By Aidis Dalikas, Director of The Pool, Httpool
Aidis: “It Takes Courage to be Creative”
Aidis: “We are seeing the rise of influencers, individuals paid by brands to promote products, from clothes and homeware, to cosmetics and tooth whitening products. It is a phenomenon with which every Instagram and TikTok user is already familiar with. On the whole, celebrity endorsement — the ‘Hey, this product is awesome… Try it now!’ message — has been a pretty successful marketing tactic. However the way in which brands work with content creators is about to see a shift in focus.
“I really believe the spotlight will now be increasingly moving away from the personalities of the content creators and towards the products themselves.”
Why is this?
Aidis: “Because brands are cottoning on to the real potential of content creators and their ability to present products in an engaging way to their followers. When content consists solely of an influencer talking about a product, it holds little interest for anyone who doesn’t know or follow that influencer. However, for influencers tasked with producing original, product-focussed ads, applying a ‘voice’ that aims to appeal to their audience, allows for the brand to reuse the content across similar viewer groups, often achieving similar results.”
So in other words, New Markets = Easier Win’s?
Aidis: “Exactly. Brands understand that what may work in one market, won’t always translate to another. However, brands are now discovering that it’s easier, and often cheaper, to collaborate directly with local creators and influencers. Giving them carte blanche to portray the product in a way that interests their audiences, thus meaning the brand benefits from several different creative perspectives, from various content creators who have already proven success in their domains. Each of these points of view can then be specifically tailored to the local market.”
What do you think some of the important things are that brands should take into account?
Aidis: “Well it depends, but I think the first thing to focus on is letting go of the reins.”
Sounds like a very laissez-faire approach!
Aidis: “I mean when you look at it, it is! I always question, how much creative freedom is too much? After all, I believe a brand’s image is often very carefully curated and controlled, and imposing too many guidelines or restrictions on content creators can be counter-productive. For the best results, brands must have the courage to let go of their own creative vision to some degree. If they can embrace that, the potential for reaching new audiences is huge. This approach is also beneficial for brands looking for ways to scale in different markets.”

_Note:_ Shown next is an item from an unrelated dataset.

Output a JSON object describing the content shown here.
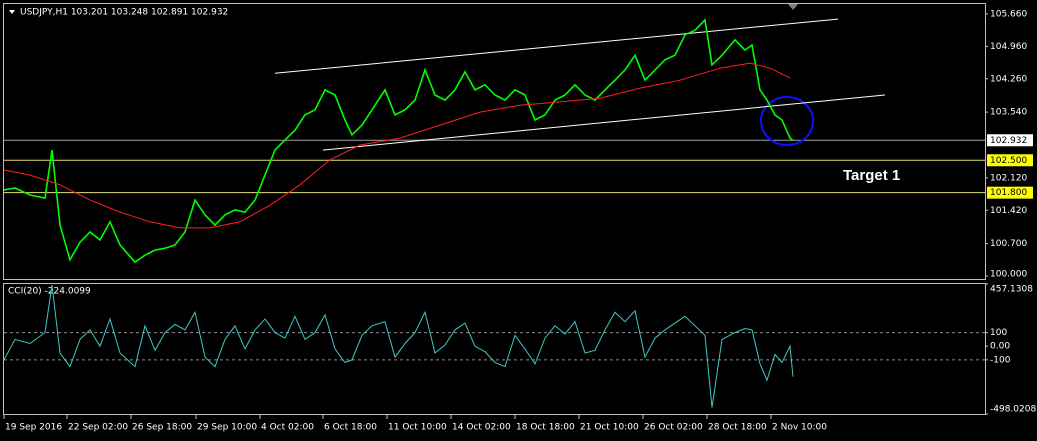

What else would you say is important ?
Aidis: “Brands should always be clear on Who Owns The Content. This is something that needs to be established early on in the relationship between brand and content creator. Both parties will need to be clear about who the content belongs to, where it can be distributed, and who can use it in the future. In this way, brands essentially take on the role of talent agencies, managing a number of different content creators, and distributing the created content in a multitude of ways (different channels, formats, and campaigns etc.). Sometimes they might use those individuals as platforms, sometimes as content creators or creative directors, who help them understand different audiences or markets, or a combination of those roles.”

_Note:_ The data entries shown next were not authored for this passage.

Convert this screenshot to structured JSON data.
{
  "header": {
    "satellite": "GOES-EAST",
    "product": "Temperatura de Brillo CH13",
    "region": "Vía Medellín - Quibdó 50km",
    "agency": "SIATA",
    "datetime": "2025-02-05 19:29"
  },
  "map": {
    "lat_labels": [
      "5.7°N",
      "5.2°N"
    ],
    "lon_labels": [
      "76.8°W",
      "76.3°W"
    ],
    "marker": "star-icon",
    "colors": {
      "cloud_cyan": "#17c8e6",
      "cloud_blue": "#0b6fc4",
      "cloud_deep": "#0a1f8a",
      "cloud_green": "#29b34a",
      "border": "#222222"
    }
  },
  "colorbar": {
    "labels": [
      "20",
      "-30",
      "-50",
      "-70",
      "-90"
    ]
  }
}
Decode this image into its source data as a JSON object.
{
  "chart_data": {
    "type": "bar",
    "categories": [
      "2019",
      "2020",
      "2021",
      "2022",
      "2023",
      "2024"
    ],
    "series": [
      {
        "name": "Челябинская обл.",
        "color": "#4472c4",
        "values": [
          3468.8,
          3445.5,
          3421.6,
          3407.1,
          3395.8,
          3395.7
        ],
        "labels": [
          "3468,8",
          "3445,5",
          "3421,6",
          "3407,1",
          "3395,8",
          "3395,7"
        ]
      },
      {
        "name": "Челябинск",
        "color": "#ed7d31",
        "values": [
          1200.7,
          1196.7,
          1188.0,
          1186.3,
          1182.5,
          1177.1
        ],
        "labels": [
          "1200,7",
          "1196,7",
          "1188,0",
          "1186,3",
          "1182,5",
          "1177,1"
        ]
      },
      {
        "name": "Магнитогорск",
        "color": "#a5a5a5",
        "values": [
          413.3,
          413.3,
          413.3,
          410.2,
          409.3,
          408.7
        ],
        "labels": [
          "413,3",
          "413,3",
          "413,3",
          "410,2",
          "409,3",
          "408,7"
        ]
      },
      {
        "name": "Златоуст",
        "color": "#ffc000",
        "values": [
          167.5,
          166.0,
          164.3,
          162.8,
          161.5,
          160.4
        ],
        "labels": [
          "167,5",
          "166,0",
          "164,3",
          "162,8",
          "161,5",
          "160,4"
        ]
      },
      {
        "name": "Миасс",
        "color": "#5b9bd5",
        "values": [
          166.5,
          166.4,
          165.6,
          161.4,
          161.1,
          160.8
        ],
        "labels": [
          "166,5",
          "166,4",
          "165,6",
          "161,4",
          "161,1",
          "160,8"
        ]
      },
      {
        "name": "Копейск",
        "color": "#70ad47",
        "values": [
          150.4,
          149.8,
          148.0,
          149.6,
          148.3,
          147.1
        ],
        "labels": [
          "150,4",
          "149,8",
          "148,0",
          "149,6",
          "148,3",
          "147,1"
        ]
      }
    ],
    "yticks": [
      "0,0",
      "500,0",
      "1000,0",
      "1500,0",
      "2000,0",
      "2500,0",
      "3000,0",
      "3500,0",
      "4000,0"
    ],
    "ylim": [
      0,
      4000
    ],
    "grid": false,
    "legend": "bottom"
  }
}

What would you say the best time frame is for successful branding?
Aidis: “Definitely long term collabs.”
That’s interesting , can you expand a little more on this?
Aidis: “Of course. So far it has been evident that brands tend to collaborate sporadically with influencers, flitting from one to the next, however we are now beginning to increasingly see longer term collaborations producing far better results. Sure, these relationships require more time and investment, but that pays off very quickly. A brand can test out 20 or 30 content creators, and then decide which 10 or 15 partnerships that work the best.”
Would you say that Brand Collaboration is a new movement?
Aidis: “Brand collaboration as a concept is nothing new. We’ve seen high fashion brands collaborating with alternative companies and entities for many years, for example, Balenciaga collaborating with the Simpsons. These pairings are sometimes highly successful, and sometimes they’re not, regardless they are all attempts to reach new audiences by piggybacking on different brands. At the end of the day that’s essentially what collaboration with content creators is, the same idea, on a much smaller scale.”
Amazing. What’s the last thing you would recommend brands to focus on?
Aidis: “The playing field is evolving at an ever increasing pace. In the age of social media, brands no longer have to compete only with other brands and products present across the market, they must now compete in the same space. The battle for prominence amongst the vast array of content created and distributed on social media, is an everyday affair. Brands that are too careful and measured with their voice and message, as well as those who repeat the same message week after week, risk being forgotten about. In contrast, those with the courage to embrace handing over some of their creative control will have the chance to fly high. Time to take on the challenge.”